Turbulence: All Mixed Up
Turbulence is disordered motion of a fluid. What does disordered mean? Well, as some scientists are fond of saying, "it's hard to define but you'll know it when you see it" (the same can be said for alot of other things too, including life itself).
You can get a good idea of what turbulence is by thinking about what all turbulent flows have in common:
A spinning column of fluid is called a vortex (plural vortices) and since turbulence is loaded with vortices we say it possesses vorticity. This is especially true if the object itself is spinning like a planet or star in which case vorticity is generated by the Coriolis effect. Examples of vortices include tornadoes and hurricanes on Earth, dust devils on Mars, and the Great Red Spot on Jupiter. Even spiral galaxies are vorticies.
- A wide range of
Scales here means different sizes and time intervals. For example, Jupiter's atmosphere has vortices more than 100,000 km (60,000 miles) wide which encircle the entire planet, vortices less that 1 km (0.6 miles) wide which are no bigger than a tornado, and everything in between, including the Great Red Spot, which is about 15,000 km (10,000 miles) across.
- Unpredictability (chaos)
Turbulence is unpredictable in the sense that two turbulent flows which look almost exactly the same at one instant may look completely different a short time later.
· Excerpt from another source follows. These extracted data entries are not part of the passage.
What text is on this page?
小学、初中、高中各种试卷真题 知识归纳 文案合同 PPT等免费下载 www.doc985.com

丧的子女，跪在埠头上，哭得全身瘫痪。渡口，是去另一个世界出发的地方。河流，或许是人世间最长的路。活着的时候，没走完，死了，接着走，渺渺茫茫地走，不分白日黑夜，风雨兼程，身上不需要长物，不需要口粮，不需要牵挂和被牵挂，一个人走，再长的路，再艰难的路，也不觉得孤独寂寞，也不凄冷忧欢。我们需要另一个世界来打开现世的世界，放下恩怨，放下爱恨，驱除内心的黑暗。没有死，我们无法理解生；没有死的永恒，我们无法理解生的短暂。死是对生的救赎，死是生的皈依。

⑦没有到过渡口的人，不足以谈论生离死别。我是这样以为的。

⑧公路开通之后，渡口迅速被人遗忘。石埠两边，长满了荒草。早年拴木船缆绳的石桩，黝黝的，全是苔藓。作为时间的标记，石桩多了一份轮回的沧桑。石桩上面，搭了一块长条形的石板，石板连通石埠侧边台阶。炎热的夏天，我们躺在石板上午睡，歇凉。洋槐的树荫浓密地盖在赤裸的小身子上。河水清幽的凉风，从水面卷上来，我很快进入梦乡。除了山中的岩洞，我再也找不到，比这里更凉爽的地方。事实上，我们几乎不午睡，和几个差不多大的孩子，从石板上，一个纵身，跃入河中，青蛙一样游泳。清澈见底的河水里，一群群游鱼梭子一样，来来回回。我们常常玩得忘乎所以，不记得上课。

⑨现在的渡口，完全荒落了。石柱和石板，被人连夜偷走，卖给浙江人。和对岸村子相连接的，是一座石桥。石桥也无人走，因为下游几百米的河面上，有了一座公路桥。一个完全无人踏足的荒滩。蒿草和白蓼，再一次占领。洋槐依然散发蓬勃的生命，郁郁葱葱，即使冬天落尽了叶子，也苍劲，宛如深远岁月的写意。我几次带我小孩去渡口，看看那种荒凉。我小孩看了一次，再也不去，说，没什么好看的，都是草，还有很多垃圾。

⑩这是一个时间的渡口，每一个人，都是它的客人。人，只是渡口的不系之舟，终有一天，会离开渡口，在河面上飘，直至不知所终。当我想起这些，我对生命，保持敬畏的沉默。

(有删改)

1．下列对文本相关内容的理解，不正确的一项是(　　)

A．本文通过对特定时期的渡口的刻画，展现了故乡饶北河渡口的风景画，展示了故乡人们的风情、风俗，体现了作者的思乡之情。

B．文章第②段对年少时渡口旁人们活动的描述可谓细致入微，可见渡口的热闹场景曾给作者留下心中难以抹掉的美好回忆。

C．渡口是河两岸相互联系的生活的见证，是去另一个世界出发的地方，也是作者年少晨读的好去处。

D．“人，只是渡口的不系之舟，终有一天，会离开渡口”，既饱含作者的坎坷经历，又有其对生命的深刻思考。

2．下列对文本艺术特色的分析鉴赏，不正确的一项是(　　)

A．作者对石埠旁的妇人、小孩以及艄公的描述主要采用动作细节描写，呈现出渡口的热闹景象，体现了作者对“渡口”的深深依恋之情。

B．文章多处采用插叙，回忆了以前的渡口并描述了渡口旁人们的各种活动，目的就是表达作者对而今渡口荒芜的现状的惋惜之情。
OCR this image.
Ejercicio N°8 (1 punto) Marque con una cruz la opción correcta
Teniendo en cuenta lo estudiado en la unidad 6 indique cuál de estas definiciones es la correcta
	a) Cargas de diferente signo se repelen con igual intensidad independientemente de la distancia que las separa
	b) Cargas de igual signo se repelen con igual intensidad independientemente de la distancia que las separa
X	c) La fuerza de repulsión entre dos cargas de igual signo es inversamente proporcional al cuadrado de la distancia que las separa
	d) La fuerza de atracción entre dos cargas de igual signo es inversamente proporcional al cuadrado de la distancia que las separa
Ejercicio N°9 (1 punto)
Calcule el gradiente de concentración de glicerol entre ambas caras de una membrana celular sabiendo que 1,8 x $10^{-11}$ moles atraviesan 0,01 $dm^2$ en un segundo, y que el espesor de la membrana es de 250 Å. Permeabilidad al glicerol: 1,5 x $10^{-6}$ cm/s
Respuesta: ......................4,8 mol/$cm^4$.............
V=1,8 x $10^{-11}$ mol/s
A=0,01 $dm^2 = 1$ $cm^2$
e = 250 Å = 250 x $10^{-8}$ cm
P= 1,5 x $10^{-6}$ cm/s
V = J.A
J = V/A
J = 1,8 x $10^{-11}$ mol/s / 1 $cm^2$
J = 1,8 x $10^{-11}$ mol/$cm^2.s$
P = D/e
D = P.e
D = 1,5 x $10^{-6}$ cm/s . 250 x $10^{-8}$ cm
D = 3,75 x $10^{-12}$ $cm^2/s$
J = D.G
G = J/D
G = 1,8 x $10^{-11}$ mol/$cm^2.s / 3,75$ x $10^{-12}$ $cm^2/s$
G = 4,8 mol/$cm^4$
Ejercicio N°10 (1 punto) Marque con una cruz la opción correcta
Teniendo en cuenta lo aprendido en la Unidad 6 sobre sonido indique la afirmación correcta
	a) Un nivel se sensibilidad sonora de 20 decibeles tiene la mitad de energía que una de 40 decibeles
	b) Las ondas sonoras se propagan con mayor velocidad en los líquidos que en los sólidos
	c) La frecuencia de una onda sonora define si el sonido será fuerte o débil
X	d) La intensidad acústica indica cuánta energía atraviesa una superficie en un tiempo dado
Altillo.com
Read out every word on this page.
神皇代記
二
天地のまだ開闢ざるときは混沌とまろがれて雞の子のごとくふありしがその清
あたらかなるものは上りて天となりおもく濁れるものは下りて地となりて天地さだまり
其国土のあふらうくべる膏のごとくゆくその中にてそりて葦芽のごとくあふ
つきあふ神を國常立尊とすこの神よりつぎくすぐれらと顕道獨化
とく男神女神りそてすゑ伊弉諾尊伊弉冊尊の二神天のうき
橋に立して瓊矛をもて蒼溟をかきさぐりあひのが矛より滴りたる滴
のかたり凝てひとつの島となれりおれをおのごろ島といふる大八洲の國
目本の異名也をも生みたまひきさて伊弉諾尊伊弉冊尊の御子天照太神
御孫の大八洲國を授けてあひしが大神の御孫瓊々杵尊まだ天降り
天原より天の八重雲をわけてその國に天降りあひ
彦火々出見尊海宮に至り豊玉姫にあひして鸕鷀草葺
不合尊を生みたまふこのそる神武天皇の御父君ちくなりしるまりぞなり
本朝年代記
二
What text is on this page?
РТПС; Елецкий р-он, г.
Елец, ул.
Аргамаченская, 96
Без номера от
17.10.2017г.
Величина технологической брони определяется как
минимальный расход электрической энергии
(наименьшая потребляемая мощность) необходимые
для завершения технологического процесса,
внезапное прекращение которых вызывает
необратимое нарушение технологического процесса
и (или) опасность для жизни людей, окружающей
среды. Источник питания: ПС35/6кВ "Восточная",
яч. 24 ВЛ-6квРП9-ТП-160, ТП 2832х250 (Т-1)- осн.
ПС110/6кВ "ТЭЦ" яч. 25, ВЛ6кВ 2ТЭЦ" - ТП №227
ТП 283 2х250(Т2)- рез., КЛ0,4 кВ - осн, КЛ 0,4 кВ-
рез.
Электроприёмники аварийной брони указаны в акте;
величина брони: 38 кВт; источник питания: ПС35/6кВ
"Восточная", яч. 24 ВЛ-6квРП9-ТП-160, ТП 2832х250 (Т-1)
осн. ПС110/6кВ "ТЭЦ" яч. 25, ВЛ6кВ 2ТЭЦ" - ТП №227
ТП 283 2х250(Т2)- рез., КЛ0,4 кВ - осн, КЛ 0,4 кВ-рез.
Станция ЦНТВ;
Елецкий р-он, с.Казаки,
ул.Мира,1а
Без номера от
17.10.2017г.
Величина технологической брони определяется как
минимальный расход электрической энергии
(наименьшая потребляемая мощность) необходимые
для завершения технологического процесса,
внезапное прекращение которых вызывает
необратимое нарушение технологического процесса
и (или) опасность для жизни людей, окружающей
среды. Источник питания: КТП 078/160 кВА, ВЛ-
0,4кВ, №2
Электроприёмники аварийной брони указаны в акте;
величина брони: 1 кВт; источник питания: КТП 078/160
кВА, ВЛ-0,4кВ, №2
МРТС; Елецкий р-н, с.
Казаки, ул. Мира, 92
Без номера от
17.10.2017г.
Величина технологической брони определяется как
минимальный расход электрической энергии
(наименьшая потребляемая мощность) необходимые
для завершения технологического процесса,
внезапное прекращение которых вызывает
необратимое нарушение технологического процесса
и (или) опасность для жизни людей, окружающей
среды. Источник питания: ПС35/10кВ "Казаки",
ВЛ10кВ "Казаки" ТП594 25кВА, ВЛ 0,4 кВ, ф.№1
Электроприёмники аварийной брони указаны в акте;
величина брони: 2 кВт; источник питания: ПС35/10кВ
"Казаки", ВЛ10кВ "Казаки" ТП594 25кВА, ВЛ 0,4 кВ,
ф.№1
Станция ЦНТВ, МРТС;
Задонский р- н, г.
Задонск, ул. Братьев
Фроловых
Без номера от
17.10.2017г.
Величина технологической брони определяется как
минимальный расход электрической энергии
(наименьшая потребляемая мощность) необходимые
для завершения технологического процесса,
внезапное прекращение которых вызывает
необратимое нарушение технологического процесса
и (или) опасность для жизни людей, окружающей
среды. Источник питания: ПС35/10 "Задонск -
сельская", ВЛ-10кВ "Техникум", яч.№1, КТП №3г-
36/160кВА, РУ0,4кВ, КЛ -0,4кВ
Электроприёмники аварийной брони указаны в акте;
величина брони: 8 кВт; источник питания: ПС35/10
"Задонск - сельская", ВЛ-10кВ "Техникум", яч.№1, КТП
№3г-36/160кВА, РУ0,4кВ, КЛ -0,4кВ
This is sometimes called the butterfly effect and it's the reason why we have to use statistics to describe turbulence. For example, scientists can predict the probable path of a hurricane but they can never be 100% certain.
- Efficient mixing and dissipation
Turbulent fluids are good at stirring; if you put milk in your tea turbulence will mix it up far more rapidly than if you put milk in a cup of molasses. Turbulence also is good at dissipating energy - this is why cars and airplanes are designed to be as streamlined as possible. Streamlined shapes reduce turbulence and therefore reduce drag.
In astronomical objects such as planets and stars turbulence is usually caused by buoyancy (warm fluid rises and cool fluid sinks due to gravity) or shear (winds or currents going in different directions).